By Mark Ambrogi
While volunteering at a medical facility, Carmel High School senior Vikas Maturi was motivated to develop a product that could reduce or eliminate pain from pre-injection procedures for ophthalmic patients.
“I saw patients were complaining about the speculum, which is a device that holds the eyelids open during an eye injection,” Maturi said. “I was seeing this over and over again, and patients were complaining a lot from the pain. I thought there had to be a better way to give these injections without the use of the speculum.”
So he began to engineer a device on 3D design software.
“After talking with physicians, I came up with a device for critical trials to see if it would reduce pain compared to traditional methods,” he said.
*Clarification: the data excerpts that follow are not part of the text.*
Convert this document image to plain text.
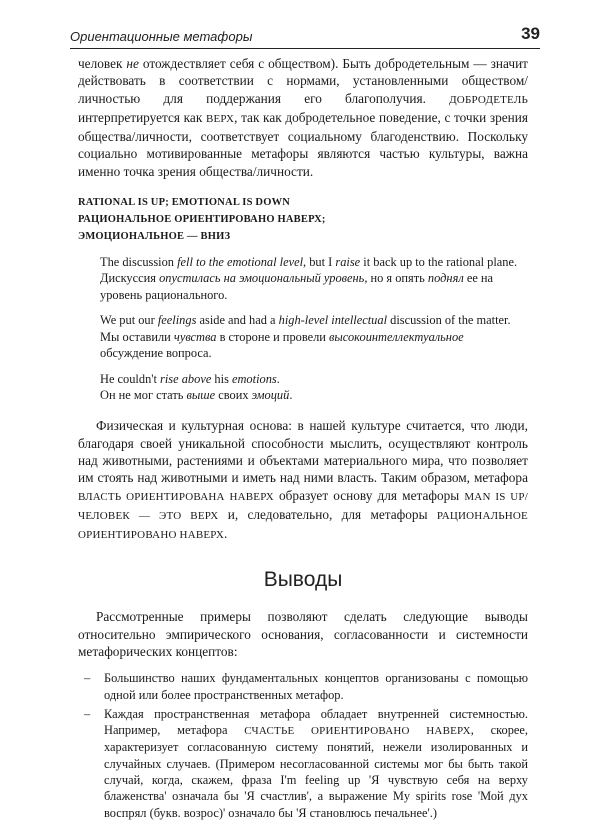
Ориентационные метафоры	39

человек не отождествляет себя с обществом). Быть добродетельным — значит действовать в соответствии с нормами, установленными обществом/личностью для поддержания его благополучия. ДОБРОДЕТЕЛЬ интерпретируется как ВЕРХ, так как добродетельное поведение, с точки зрения общества/личности, соответствует социальному благоденствию. Поскольку социально мотивированные метафоры являются частью культуры, важна именно точка зрения общества/личности.

RATIONAL IS UP; EMOTIONAL IS DOWN
РАЦИОНАЛЬНОЕ ОРИЕНТИРОВАНО НАВЕРХ;
ЭМОЦИОНАЛЬНОЕ — ВНИЗ
The discussion fell to the emotional level, but I raise it back up to the rational plane.
Дискуссия опустилась на эмоциональный уровень, но я опять поднял ее на уровень рационального.
We put our feelings aside and had a high-level intellectual discussion of the matter.
Мы оставили чувства в стороне и провели высокоинтеллектуальное обсуждение вопроса.
He couldn't rise above his emotions.
Он не мог стать выше своих эмоций.

Физическая и культурная основа: в нашей культуре считается, что люди, благодаря своей уникальной способности мыслить, осуществляют контроль над животными, растениями и объектами материального мира, что позволяет им стоять над животными и иметь над ними власть. Таким образом, метафора ВЛАСТЬ ОРИЕНТИРОВАНА НАВЕРХ образует основу для метафоры MAN IS UP/ЧЕЛОВЕК — ЭТО ВЕРХ и, следовательно, для метафоры РАЦИОНАЛЬНОЕ ОРИЕНТИРОВАНО НАВЕРХ.

Выводы

Рассмотренные примеры позволяют сделать следующие выводы относительно эмпирического основания, согласованности и системности метафорических концептов:

– Большинство наших фундаментальных концептов организованы с помощью одной или более пространственных метафор.
– Каждая пространственная метафора обладает внутренней системностью. Например, метафора СЧАСТЬЕ ОРИЕНТИРОВАНО НАВЕРХ, скорее, характеризует согласованную систему понятий, нежели изолированных и случайных случаев. (Примером несогласованной системы мог бы быть такой случай, когда, скажем, фраза I'm feeling up 'Я чувствую себя на верху блаженства' означала бы 'Я счастлив', а выражение My spirits rose 'Мой дух воспрял (букв. возрос)' означало бы 'Я становлюсь печальнее'.)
Maturi won top individual honors in the Siemens Competition in Math, Science & Technology Region Three Finals at Notre Dame, earning a $3,000 scholarship for his project, Engineered Intraocular Injection Guide: Pain Reduction in Ophthalmic Disease Treatment. Maturi advances with other winners to present their project at the national finals from Dec. 4-8 in Washington, D.C., where $500,000 in scholarships will be awarded, including two top prizes of $100,000. Maturi will give his presentation on Dec. 7.
“It’s rare to see this level of progress achieved in an independent project, but Vikas has single-handedly advanced pain reduction for ophthalmic patients,” stated Region Three competition judge Dr. W. Matthew Leevy, Research Associate Professor, Dept. of Biological Sciences and Director, Biological Imaging at the University of Notre Dame. “Vikas identified a problem and invented a device – after a successful critical trial. This sort of exhaustive and thorough problem solving is worth celebrating.”
Maturi said he was encouraged from the judges’ feedback on his project and is excited for the national competition.
“I’ll be practicing it a lot for that final presentation, reviewing the background material again and some of my sources,” Maturi said.
Maturi started this project in July 2013 and ended it in January.
“There is a really a big potential for this to go into the marketplace,” Maturi said of his device.
Earlier this year, Maturi was named one of six national finalists for Bright House Networks Bright Ideas STEM (science, technology, engineering and math) from Today’s Youth competition for designing a mechanized eye dropper.
Maturi, who has not selected a college yet, expects to major in product design or biomechanics engineering.
Jessica Mo, from CHS, and Park Tudor’s Emily Sun were team regional finalists in the Region Three competition.